The User ID (as owner) of the OS session is passed to the SavaPage receiving queue, along with the PostScript stream. If you actually trust this user as authenticated user is a matter of how user trust is configured in your network (AD authentication?). Read the Trusted SavaPage Queue part in the User Manual. And of course, for driver printing to work, the user id must be present in SavaPage either by synchronization with a user source (AD) or as internal user.

thanks for your response , by the way , can this project deploy on windows os . if do , what should i pay attention to?

Although the server part is Linux only, SavaPage can perfectly act in a Windows network because of Active Directory integration. Windows clients can print to SavaPage with a generic PostScript driver, or use driverless printing like Web Print.

thanks for you response,can i deploy cups on another server

CUPS and SavaPage server must reside on the same machine. If there are valid reasons to separate the two, we will investigate how we can implement this.

thank you , i have another question, why need to convert all files to pdf after uploading,does cups don’t support direct print files like MS office type?

i use cups command test,only txt、pdf、image type supported,through i have installed libreoffice,it still unsupports ms office type.

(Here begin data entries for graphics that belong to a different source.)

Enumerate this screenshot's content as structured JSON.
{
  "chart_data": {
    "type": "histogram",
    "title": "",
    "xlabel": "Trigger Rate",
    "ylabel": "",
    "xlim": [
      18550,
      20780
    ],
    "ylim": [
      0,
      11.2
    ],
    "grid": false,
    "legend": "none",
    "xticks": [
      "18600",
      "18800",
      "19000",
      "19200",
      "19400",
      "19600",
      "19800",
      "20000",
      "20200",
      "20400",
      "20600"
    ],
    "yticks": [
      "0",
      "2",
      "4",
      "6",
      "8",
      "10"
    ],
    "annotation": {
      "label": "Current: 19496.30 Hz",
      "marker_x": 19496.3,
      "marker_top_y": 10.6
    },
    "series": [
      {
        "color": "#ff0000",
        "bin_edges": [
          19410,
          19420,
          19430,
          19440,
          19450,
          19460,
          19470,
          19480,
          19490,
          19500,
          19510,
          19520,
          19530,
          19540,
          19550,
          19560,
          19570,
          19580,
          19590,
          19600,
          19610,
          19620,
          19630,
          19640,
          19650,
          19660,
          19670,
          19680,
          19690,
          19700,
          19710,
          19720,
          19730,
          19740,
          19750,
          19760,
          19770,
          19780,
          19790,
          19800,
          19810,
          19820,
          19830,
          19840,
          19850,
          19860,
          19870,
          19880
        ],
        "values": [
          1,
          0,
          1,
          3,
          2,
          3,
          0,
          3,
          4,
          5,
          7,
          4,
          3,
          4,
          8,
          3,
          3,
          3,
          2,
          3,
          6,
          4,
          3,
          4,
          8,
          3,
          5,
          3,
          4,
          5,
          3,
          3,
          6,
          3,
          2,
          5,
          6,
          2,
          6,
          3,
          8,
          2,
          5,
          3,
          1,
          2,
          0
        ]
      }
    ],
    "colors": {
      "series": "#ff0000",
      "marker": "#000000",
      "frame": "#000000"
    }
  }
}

That’s correct. CUPS doesn’t support direct print of MS Office documents. It’s not CUPS’ job to be a convertor for all kinds of file formats. It supports some common formats, from which PDF and PostScript are the main ones. Reader/editor programs with a printing function are responsible for converting their documents to PDF (or PostScript) and use a printer driver (installed on the OS) to send them to the printer via CUPS.

hello,can you give me an email address,i have a few questions to consult you,can you help me

I cant get an office file to upload at all - I get undefined as an error. server.log shows long dump starting with
2021-06-10 09:32:22,869 ERROR DocContentPrintProcessor:1845 - [jetty-threadpool-261]

Doesnt matter if its docx, xlsx, doc, etc… Other filetypes are fine.